As you have seen, there is a lot to think about when it comes to networking and security in a cloud provider. Getting started with them can feel like jumping into the deep end of a pool, or being dropped into a foreign land without a map. Here are some pointers to getting rolling.
Cloud providers do try to start you out with a sensible initial arrangement: a single virtual network with one or a few subnets, and default routing and security rules applied. Of all the concerns, routing tends to require the least amount of attention, as defaults and fallbacks define almost all of the necessary connections.
For small-to-medium Hadoop deployments, a single virtual network usually suffices. As described in the beginning of this chapter, it is useful to think of each virtual network as a container for your clusters. With subnets to provide any necessary divisions or regional variations, and ample IP addresses available, you may find you can go a long time before needing to define an entirely new network.
Routing and security rules become more important once traffic needs to be sent to or received from outside a virtual network.
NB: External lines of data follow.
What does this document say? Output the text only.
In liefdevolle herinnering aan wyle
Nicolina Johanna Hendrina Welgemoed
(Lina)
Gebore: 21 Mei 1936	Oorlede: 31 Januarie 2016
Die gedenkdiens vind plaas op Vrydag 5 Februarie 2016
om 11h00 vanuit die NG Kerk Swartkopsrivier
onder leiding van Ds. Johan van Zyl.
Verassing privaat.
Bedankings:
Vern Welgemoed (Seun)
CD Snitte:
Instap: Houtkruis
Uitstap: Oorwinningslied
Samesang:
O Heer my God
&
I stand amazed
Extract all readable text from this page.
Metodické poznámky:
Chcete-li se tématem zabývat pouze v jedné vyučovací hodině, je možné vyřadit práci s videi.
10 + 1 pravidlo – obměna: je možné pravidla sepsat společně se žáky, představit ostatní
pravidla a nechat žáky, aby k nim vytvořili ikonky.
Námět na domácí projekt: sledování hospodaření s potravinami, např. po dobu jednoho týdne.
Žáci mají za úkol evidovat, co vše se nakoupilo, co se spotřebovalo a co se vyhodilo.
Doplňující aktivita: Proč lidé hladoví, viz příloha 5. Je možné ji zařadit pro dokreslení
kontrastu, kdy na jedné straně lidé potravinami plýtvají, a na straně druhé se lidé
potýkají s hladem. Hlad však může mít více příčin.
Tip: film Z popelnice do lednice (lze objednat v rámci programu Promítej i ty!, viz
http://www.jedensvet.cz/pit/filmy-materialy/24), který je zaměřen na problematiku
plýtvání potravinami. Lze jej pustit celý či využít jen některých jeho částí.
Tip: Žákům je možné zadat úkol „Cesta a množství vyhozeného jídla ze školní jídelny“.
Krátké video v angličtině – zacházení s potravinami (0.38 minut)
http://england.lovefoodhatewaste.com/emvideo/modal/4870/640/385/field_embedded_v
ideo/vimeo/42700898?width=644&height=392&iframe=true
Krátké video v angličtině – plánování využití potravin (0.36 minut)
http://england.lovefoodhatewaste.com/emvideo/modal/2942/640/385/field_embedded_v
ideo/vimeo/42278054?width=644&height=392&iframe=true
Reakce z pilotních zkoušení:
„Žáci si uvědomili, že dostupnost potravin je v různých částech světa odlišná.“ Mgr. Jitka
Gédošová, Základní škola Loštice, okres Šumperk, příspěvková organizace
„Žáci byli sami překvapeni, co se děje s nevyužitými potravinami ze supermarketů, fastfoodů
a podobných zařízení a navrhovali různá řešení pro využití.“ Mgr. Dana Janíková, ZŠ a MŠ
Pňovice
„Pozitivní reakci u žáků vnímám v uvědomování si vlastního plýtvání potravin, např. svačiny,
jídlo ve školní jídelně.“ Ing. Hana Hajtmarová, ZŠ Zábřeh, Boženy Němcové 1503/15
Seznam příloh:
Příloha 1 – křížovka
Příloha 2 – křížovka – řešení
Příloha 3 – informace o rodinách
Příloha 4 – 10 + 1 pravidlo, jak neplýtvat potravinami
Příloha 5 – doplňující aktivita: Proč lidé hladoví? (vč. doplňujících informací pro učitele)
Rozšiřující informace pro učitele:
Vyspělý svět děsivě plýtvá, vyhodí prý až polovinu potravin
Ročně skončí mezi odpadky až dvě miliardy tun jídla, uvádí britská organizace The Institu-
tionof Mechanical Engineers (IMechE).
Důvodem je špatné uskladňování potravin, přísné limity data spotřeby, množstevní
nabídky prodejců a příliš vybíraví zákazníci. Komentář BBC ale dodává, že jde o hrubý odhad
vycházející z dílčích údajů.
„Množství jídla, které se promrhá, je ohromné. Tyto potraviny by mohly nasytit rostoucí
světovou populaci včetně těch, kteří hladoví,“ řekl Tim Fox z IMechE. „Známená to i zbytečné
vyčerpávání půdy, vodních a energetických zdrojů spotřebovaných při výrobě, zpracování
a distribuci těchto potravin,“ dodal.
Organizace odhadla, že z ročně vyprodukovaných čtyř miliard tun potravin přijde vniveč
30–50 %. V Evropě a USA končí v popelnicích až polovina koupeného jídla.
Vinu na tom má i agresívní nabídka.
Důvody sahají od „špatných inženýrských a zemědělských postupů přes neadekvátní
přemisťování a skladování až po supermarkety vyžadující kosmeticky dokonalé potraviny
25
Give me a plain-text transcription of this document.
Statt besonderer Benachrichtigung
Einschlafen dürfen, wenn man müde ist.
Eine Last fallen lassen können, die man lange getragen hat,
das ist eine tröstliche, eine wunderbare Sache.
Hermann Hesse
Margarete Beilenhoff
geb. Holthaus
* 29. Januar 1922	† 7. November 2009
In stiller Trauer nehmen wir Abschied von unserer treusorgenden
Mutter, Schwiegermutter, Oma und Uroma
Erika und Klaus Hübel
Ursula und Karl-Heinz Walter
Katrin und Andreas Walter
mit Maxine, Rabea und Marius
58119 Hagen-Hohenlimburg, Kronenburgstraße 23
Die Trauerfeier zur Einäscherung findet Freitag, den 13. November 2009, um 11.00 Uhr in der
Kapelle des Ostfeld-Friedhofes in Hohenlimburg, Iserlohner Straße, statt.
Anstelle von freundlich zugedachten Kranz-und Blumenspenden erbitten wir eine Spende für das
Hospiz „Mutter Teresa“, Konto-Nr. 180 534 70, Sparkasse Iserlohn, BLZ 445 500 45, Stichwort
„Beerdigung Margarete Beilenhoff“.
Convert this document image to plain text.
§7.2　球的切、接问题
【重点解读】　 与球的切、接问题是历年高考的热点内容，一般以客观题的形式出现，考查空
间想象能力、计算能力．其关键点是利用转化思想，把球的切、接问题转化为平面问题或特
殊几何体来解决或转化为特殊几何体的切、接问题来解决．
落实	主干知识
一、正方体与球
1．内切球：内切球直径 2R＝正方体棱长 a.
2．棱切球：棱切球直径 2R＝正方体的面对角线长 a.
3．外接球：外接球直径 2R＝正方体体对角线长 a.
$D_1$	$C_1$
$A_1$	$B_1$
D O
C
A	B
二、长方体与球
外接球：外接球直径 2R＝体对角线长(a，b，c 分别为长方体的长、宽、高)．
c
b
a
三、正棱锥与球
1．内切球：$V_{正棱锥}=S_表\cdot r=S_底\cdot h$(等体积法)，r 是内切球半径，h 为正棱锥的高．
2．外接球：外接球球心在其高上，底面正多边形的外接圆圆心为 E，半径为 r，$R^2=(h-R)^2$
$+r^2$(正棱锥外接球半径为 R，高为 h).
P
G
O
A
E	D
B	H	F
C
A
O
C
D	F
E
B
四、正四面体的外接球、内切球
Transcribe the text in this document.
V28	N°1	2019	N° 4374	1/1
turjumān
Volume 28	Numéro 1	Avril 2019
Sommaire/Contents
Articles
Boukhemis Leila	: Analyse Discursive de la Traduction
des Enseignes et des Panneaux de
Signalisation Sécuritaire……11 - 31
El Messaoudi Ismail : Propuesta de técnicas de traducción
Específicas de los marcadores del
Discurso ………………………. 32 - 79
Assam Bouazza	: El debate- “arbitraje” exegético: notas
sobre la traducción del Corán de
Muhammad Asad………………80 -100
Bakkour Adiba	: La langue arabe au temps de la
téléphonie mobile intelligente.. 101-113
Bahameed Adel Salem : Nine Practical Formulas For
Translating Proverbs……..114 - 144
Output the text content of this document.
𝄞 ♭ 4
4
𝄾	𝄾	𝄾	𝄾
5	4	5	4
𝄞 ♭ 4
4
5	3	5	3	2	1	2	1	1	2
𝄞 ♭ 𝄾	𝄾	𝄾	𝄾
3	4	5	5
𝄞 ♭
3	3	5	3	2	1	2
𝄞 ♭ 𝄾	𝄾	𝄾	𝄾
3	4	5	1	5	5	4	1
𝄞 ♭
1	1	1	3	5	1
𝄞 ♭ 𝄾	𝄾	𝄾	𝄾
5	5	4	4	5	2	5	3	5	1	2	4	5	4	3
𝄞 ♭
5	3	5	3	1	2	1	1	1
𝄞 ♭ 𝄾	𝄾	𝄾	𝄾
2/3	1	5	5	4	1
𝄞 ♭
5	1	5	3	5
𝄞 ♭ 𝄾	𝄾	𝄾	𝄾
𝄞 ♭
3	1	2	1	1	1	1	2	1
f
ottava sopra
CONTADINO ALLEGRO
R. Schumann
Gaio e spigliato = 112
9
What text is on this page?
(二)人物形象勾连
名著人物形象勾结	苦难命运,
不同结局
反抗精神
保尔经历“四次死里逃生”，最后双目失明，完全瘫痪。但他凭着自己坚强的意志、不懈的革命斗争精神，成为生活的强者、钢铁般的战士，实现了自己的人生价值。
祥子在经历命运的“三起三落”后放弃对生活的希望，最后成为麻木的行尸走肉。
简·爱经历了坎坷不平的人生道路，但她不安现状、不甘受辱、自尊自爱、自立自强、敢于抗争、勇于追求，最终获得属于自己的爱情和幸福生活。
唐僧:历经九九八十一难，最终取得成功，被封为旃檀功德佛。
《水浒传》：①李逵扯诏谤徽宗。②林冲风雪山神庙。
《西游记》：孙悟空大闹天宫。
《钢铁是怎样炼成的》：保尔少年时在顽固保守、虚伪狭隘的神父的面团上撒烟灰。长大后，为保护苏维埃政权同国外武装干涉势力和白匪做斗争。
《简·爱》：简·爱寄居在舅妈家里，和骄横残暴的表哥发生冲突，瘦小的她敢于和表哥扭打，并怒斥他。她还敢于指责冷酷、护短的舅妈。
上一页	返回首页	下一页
Keeping Hadoop clusters confined to single subnets or, at worst, single virtual networks eliminates most of the need to define routes and security rules. One important exception is allowing SSH access to some number of instances, which is described in the following chapters about getting started with each cloud provider. Another is opening up ports for applications running alongside clusters, or for web interfaces of Hadoop components. For these exceptions, the process is typically only defining a route if necessary and declaring a security rule that allows access.
The purpose here of creating cloud instances, networking them together, and establishing routes and security rules is to stand up Hadoop clusters, and the purpose of these clusters is to work on data. The data moves through the network between instances, but where is it stored?
As you would expect, cloud providers offer ranges of storage options that include disks, databases, general object storage, and other services. Understanding how these storage options can be used is just as important for creating effective clusters as understanding networking and security.